Posted by on April 13, 2014

Earlier this week I bought 4 Rules of Simple Design by Corey Haines, a short but interesting discussion of the Four Rules that came out of Extreme Programming. The book is grounded in Corey’s vast experience and in the code he’s seen people write at Coderetreat. It’s a quick but meaty read. There’s a lot of knowledge in the ~65 pages of content.

In a section on testing, Haines says:

In fact, over time I’ve developed a guideline for myself that external callers can’t actually use the base constructor for an object. Put another way: the outside world can’t use new to instantiate an object with an expectation of a specific state. Instead, there must be an explicitly named factory method on the class to create an object in a specific, valid state.

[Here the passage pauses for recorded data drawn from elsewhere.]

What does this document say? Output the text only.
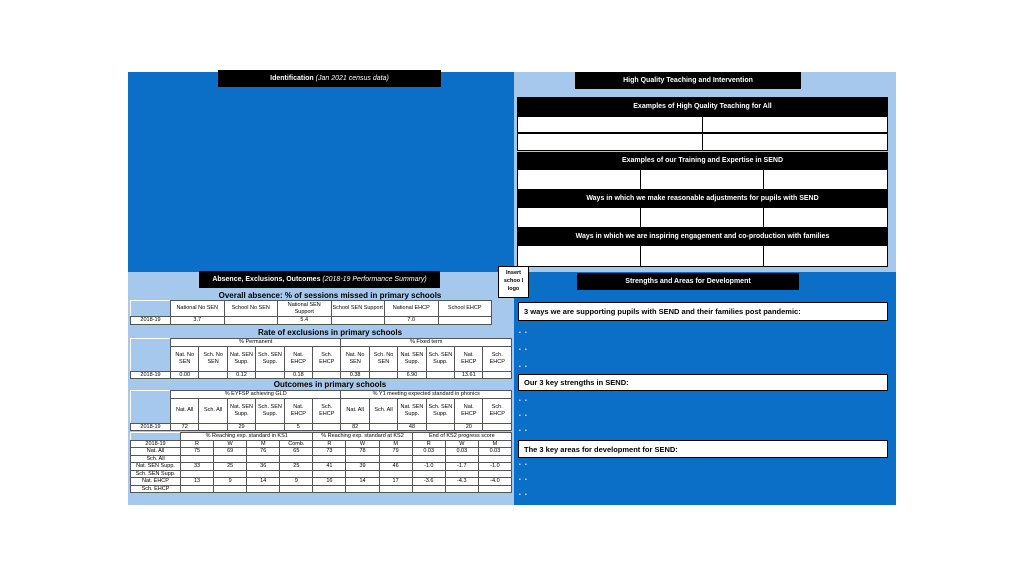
Identification
(Jan 2021 census data)	High Quality Teaching and Intervention
Examples of High Quality Teaching for All
Examples of our Training and Expertise in SEND
Ways in which we make reasonable adjustments for pupils with SEND
Ways in which we are inspiring engagement and co-production with families
Insert schoo l logo
Absence, Exclusions, Outcomes
(2018-19 Performance Summary)
Overall absence: % of sessions missed in primary schools
	National No SEN	School No SEN	National SEN Support	School SEN Support	National EHCP	School EHCP
2018-19	3.7		5.4		7.0	
Rate of exclusions in primary schools
	% Permanent						% Fixed term					
	Nat. No SEN	Sch. No SEN	Nat. SEN Supp.	Sch. SEN Supp.	Nat. EHCP	Sch. EHCP	Nat. No SEN	Sch. No SEN	Nat. SEN Supp.	Sch. SEN Supp.	Nat. EHCP	Sch. EHCP
2018-19	0.00		0.12		0.18		0.38		6.90		13.61	
Outcomes in primary schools
	% EYFSP achieving GLD						% Y1 meeting expected standard in phonics					
	Nat. All	Sch. All	Nat. SEN Supp.	Sch. SEN Supp.	Nat. EHCP	Sch. EHCP	Nat. All	Sch. All	Nat. SEN Supp.	Sch. SEN Supp.	Nat. EHCP	Sch. EHCP
2018-19	72		29		5		82		48		20	
	% Reaching exp. standard in KS1				% Reaching exp. standard at KS2			End of KS2 progress score		
2018-19	R	W	M	Comb.	R	W	M	R	W	M
Nat. All	75	69	76	65	73	78	79	0.03	0.03	0.03
Sch. All										
Nat. SEN Supp.	33	25	36	25	41	39	46	-1.0	-1.7	-1.0
Sch. SEN Supp.										
Nat. EHCP	13	9	14	9	16	14	17	-3.6	-4.3	-4.0
Sch. EHCP										
Strengths and Areas for Development
3 ways we are supporting pupils with SEND and their families post pandemic:
• •
• •
• •
Our 3 key strengths in SEND:
• •
• •
• •
The 3 key areas for development for SEND:
• •
• •
• •
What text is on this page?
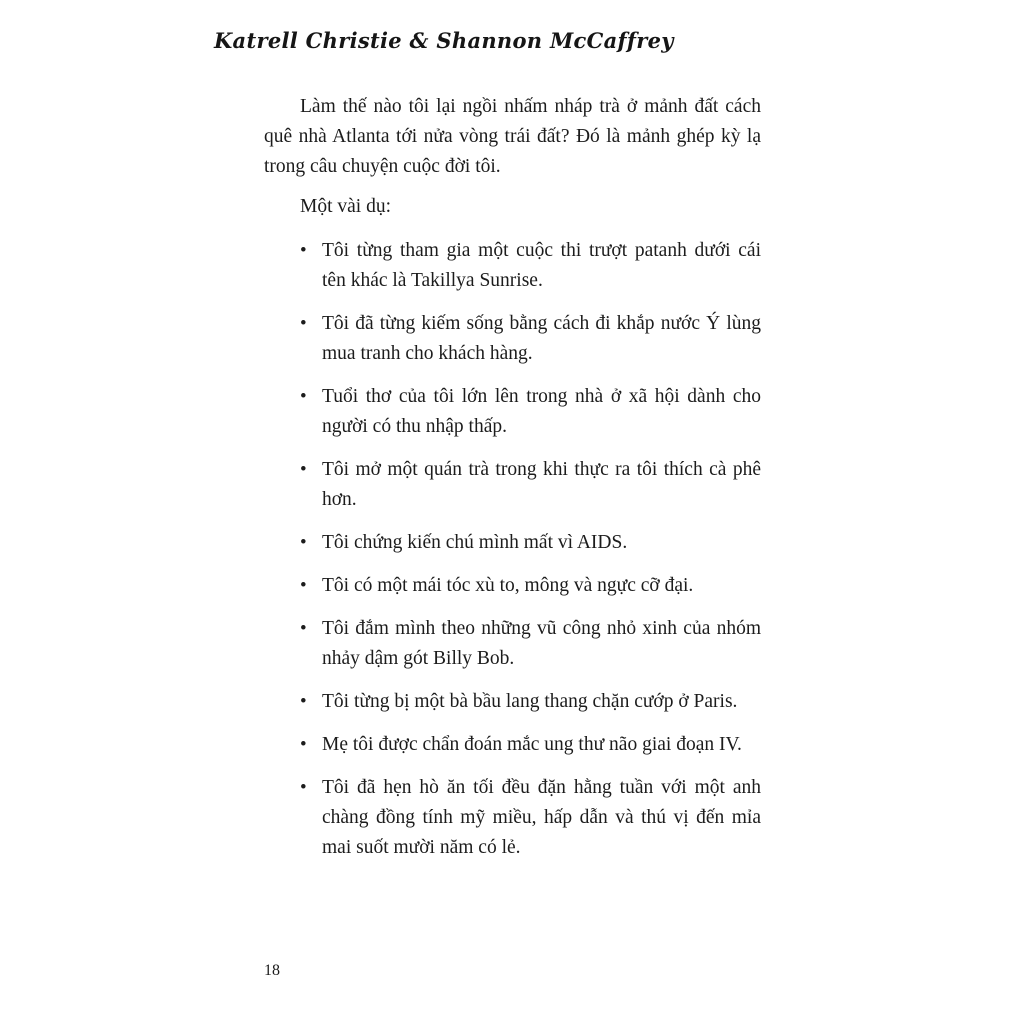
Katrell Christie & Shannon McCaffrey

Làm thế nào tôi lại ngồi nhấm nháp trà ở mảnh đất cách quê nhà Atlanta tới nửa vòng trái đất? Đó là mảnh ghép kỳ lạ trong câu chuyện cuộc đời tôi.

Một vài dụ:

• Tôi từng tham gia một cuộc thi trượt patanh dưới cái tên khác là Takillya Sunrise.
• Tôi đã từng kiếm sống bằng cách đi khắp nước Ý lùng mua tranh cho khách hàng.
• Tuổi thơ của tôi lớn lên trong nhà ở xã hội dành cho người có thu nhập thấp.
• Tôi mở một quán trà trong khi thực ra tôi thích cà phê hơn.
• Tôi chứng kiến chú mình mất vì AIDS.
• Tôi có một mái tóc xù to, mông và ngực cỡ đại.
• Tôi đắm mình theo những vũ công nhỏ xinh của nhóm nhảy dậm gót Billy Bob.
• Tôi từng bị một bà bầu lang thang chặn cướp ở Paris.
• Mẹ tôi được chẩn đoán mắc ung thư não giai đoạn IV.
• Tôi đã hẹn hò ăn tối đều đặn hằng tuần với một anh chàng đồng tính mỹ miều, hấp dẫn và thú vị đến mỉa mai suốt mười năm có lẻ.
18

I’m not sure factory is the right word here. My (admittedly incomplete) understanding is that a factory is a class that builds another class. But in the case he’s talking about we’re using a class’ method to build an instance of the same class, which I think is the Builder pattern.

Pattern pedantry aside, I tried putting this advice into practice this week and found it quite pleasing. Here’s some old code. This is from a rake task that kicks off a data processing job. This job can be configured, but in this case we’re using the default configuration.

namespace :etl do
  task :fill_queue => :environment do
    queue_filler = Etl::QueueFiller.new
    queue_filler.run
  end
end

And here’s the code afterward:

namespace :etl do
  task :fill_queue => :environment do
    Etl::QueueFiller.add_all_students
  end
end

And there’s a similar task that adds just some students instead of all. Before:

namespace :etl do
  task :add_students, [:student_ids] => :environment do |t, args|
    Etl::QueueFiller.new.add_students(student_ids)
  end
end

After

namespace :etl do
  task :add_students, [:student_ids] => :environment do |t, args|
    Etl::QueueFiller.add_students(student_ids)
  end
end

Minor changes, but observe how much easier this is to read. In the original examples, what value was there to new? None, as far as I can tell. All it did was return an instance that had the method I wanted. So if new has no value in this context, let’s remove it. And we’re left with a declarative statement that says exactly what I want.

In these cases I’m never working with the returned object. But I stuck with Haines’ advice throughout this entire refactoring, using it for creating objects I did work with. Deeper down in the application is the idea of a Queue Event, which we use for tracking when and why data was added to our work queue. Again, this can be configured or there is a default option.

class QueueEvent
  def self.default
    self.create_for_type("all_active_undergrads")
  end

  def self.for(type)
    self.create_for_type(type)
  end


  private

  def self.create_for_type(type)
    self.new(type: type)
  end
end

event = QueueEvent.default
event = QueueEvent.for('transfer_credits')

for may not be the best name here. Something more descriptive would be better. QueueEvent.for_type, maybe. Or, since there’s a limited number of Event types, I could probably just create explicit builders for all of them: QueueEvent.transfer_credits or QueueEvent.registration_update. Etc. Though I can see the maintenance of that being a pain. And the urge to replace these explicit builders with a bit of method_missing magic is ever present. Though I think it should be resisted. It’s too easy for method_missing to suprise and confuse other developers (or yourself) months down the road.

After trying out Corey’s advice, I don’t know that I’d stop using new all-together. Sometimes you just want a new instance of a class. But I can certainly see the value of having explict builders that give you objects in specific states. And the resulting code can be far easier to read.